Although authorities claimed they had taken steps to ensure water safety following a similar toxic spill in a South China river early in January, many users decided to shut off their taps.

"We will be using bottled water for drinking and cooking for about a month," said Xiao Deguan, a 61-year-old resident of Liuzhou city, on Wednesday.

Xiao sent her 1-year-old granddaughter to her relatives in Nanning, capital of Guangxi, after she heard about the spill.

Experts with the task force estimated about 20 metric tons of cadmium had been discharged into the Longjiang River on Jan 15 causing a cadmium content in the water 80 times higher than the safe limit, Xinhua News Agency reported.

The level dropped to 25 times the limit on Monday after thousands of tons of aluminum chloride and caustic soda were poured into the river and dams upriver increased the volume of discharges.

Some businesses have been hit by the pollution threat. A fish seller surnamed Wei in Huangcun market, Liuzhou, said she sold nothing on Wednesday because customers believed the fish were poisoned.

Those suspected of causing the pollution include heads of six metal companies and a zinc copper mine in Hechi, one of the country's leading mineral producers.

In 2005, two of China's largest zinc smelters were shut down temporarily after cadmium contaminated the Pearl River Delta and the Xiangjiang River, sources of drinking water for Hunan and Guangdong provinces.

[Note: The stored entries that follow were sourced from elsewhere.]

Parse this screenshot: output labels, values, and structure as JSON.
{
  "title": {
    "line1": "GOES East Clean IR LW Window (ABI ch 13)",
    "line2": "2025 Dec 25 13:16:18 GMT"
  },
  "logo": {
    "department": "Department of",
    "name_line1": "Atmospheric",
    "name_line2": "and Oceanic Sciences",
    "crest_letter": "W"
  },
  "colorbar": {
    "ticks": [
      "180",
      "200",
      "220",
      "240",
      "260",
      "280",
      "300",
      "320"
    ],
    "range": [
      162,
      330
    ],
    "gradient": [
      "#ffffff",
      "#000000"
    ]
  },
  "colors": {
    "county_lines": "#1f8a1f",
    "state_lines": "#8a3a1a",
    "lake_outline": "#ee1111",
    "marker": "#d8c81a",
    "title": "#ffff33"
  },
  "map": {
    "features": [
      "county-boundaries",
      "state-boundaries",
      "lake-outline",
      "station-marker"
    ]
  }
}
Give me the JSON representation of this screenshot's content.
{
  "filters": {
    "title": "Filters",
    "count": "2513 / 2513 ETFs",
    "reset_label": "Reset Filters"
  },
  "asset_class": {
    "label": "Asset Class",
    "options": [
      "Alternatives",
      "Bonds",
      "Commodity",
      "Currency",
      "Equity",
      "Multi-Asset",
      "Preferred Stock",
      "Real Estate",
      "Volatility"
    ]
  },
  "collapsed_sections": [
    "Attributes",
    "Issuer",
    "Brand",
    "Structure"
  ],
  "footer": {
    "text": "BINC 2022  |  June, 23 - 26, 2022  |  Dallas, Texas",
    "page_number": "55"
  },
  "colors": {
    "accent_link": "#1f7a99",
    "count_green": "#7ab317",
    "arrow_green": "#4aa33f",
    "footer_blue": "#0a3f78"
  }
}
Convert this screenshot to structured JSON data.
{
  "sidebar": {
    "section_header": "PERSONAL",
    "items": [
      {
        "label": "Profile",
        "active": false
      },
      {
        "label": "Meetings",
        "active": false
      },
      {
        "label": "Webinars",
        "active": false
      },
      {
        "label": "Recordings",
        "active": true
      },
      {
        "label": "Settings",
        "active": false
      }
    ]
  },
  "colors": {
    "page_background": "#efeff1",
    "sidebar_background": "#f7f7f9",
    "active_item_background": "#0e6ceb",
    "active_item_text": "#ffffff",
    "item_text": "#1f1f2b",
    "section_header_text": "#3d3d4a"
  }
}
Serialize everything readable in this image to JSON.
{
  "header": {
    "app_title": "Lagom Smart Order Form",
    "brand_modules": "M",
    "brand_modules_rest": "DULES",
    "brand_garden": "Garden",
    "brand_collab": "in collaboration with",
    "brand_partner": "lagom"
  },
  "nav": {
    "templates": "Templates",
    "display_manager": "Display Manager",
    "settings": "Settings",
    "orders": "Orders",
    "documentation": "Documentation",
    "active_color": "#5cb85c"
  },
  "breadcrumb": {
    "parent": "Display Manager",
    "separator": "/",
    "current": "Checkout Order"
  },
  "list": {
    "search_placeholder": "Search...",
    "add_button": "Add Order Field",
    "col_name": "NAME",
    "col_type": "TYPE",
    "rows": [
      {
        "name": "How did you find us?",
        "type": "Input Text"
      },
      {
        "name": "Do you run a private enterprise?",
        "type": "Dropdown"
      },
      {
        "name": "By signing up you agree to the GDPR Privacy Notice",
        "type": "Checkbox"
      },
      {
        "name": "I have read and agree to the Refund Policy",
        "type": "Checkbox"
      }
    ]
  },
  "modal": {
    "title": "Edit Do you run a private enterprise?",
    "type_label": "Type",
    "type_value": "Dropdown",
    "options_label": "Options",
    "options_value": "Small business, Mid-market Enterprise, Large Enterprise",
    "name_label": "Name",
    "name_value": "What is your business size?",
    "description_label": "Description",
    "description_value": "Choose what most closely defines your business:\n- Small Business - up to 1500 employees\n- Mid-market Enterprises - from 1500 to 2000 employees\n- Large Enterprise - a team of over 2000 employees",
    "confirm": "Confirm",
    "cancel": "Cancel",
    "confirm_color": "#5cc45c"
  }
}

In 2009, more than 500 villagers fell sick and two died after being exposed to cadmium that was illegally dumped into the Liuyang River by the Xianghe Chemical Plant in Liuyang, Central China's Hunan province.

Minister of Environmental Protection Zhou Shengxian said that in the first eight months of last year, there were 11 accidents involving heavy metal pollution.

In early 2011, China issued the 12th Five-Year Plan (2011-2015) on heavy metal pollution prevention and control, involving arsenic, lead, mercury, chromium and cadmium.